What the director is interested in is the ticking of an insidious mind. We see how Omar meticulously plans the kidnapping of the four foreigners in New Delhi, casually striking up conversations, hanging out and winning their confidence. Mehta painstakingly builds up a portrait with details – like the glass of milk Omar drinks unselfconsciously while others lug beer, or the way he switches in a split-second from the friend playing chess, to a steely-eyed assassin. The film explores this again in the way he wins over Daniel Pearl, luring him as a helpful ‘contact’. One of the film’s most stomach-churning scenes is the one in which the journalist is killed. Mehta shoots this so skillfully, the violence here is both invisible and yet all-pervasive.

The screenplay jumps back and forth in time, going back to a young Omar, disturbed by the war crimes committed against Bosnian Muslims, and how he convinces his reluctant father that he must go serve his “brothers and sisters”. Omerta pieces together the protagonist’s story like a clever jigsaw puzzle, but it’s also true that we are never fully sucked into his life.

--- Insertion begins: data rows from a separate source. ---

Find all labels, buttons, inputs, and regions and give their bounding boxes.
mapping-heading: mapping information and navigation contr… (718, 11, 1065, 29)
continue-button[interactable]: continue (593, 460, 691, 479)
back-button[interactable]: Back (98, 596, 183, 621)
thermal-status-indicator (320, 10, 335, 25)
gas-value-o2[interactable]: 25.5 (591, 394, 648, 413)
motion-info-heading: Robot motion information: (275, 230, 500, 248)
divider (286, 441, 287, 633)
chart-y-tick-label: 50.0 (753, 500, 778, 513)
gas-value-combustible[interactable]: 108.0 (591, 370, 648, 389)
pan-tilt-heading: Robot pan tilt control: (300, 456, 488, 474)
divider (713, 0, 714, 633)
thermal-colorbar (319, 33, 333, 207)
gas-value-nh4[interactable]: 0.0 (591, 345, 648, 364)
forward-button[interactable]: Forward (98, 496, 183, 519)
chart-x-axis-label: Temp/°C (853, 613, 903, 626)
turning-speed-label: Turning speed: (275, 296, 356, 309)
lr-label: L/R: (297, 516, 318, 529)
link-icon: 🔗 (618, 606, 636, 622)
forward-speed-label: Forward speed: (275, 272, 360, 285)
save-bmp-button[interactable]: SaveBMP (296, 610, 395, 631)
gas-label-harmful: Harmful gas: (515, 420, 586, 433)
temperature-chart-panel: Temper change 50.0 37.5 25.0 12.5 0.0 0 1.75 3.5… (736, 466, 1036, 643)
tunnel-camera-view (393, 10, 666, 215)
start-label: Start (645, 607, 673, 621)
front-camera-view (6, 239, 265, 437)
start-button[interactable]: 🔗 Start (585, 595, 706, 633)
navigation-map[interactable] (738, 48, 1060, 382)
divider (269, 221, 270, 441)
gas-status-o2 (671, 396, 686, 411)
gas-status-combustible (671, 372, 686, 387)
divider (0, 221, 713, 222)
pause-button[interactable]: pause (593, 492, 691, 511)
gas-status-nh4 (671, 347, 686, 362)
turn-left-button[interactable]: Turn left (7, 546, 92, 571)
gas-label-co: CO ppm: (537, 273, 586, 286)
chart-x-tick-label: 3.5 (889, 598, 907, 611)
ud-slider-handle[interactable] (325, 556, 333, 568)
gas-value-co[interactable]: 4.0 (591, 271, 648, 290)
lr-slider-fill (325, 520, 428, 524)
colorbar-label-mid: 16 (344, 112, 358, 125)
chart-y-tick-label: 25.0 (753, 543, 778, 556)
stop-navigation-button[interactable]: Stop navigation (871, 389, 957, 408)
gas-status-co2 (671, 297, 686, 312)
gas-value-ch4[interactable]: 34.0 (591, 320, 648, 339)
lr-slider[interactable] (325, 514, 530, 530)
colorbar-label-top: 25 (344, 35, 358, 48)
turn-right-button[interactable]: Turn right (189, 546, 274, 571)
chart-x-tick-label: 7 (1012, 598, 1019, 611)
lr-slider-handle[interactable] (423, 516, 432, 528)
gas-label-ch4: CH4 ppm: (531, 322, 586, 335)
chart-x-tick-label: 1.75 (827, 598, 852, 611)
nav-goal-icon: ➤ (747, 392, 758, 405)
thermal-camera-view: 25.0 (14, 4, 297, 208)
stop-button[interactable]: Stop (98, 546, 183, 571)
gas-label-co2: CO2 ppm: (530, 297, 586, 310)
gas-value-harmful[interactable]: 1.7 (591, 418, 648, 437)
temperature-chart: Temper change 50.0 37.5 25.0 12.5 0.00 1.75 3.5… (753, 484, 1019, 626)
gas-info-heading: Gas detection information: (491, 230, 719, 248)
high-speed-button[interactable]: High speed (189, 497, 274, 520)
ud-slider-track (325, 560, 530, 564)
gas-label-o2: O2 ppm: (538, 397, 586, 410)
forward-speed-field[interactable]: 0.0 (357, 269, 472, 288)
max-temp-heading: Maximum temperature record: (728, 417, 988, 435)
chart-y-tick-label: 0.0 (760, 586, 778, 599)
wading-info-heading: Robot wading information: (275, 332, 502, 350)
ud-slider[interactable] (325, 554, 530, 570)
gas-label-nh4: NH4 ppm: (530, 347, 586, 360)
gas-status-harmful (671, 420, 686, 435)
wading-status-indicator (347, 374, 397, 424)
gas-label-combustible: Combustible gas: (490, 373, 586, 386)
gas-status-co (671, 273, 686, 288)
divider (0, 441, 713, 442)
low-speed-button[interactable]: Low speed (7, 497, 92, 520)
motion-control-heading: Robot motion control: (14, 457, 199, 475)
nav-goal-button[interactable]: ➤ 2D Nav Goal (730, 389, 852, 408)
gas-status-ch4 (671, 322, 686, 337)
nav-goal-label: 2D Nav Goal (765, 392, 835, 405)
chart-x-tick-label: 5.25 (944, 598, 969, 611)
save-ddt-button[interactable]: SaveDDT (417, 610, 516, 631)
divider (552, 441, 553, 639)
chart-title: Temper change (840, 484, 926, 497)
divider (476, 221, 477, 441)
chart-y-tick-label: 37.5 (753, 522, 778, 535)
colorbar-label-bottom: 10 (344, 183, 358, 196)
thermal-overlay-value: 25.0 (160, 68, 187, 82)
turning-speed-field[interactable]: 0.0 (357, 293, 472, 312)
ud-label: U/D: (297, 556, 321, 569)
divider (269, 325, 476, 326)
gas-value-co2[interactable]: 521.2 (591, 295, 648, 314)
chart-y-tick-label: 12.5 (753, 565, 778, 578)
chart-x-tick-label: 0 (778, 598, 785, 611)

There are portions that drag despite the 6-minute run time because Omar’s motives don’t feel convincingly explored and the backstory involving his father is weak.

What works is the director’s chemistry with his leading man. Mehta reunites with Rajkummar Rao after their work together in Shahid and Aligarh. It’s expected of Rajkummar to sink his teeth into and slip under the skin of any character, and he does that with this deliciously meaty role. The inconsistent accent notwithstanding, the actor plays a sociopath with an iciness that will stay with you – watch that smile as he’s taken away in handcuffs, or the way his eyes bore into his victims.

I’m going with three out of five for Omerta. You might see it as the other side of the same coin that is Shahid. The making of a man deeply affected by similar incidents, but one who chooses a different path.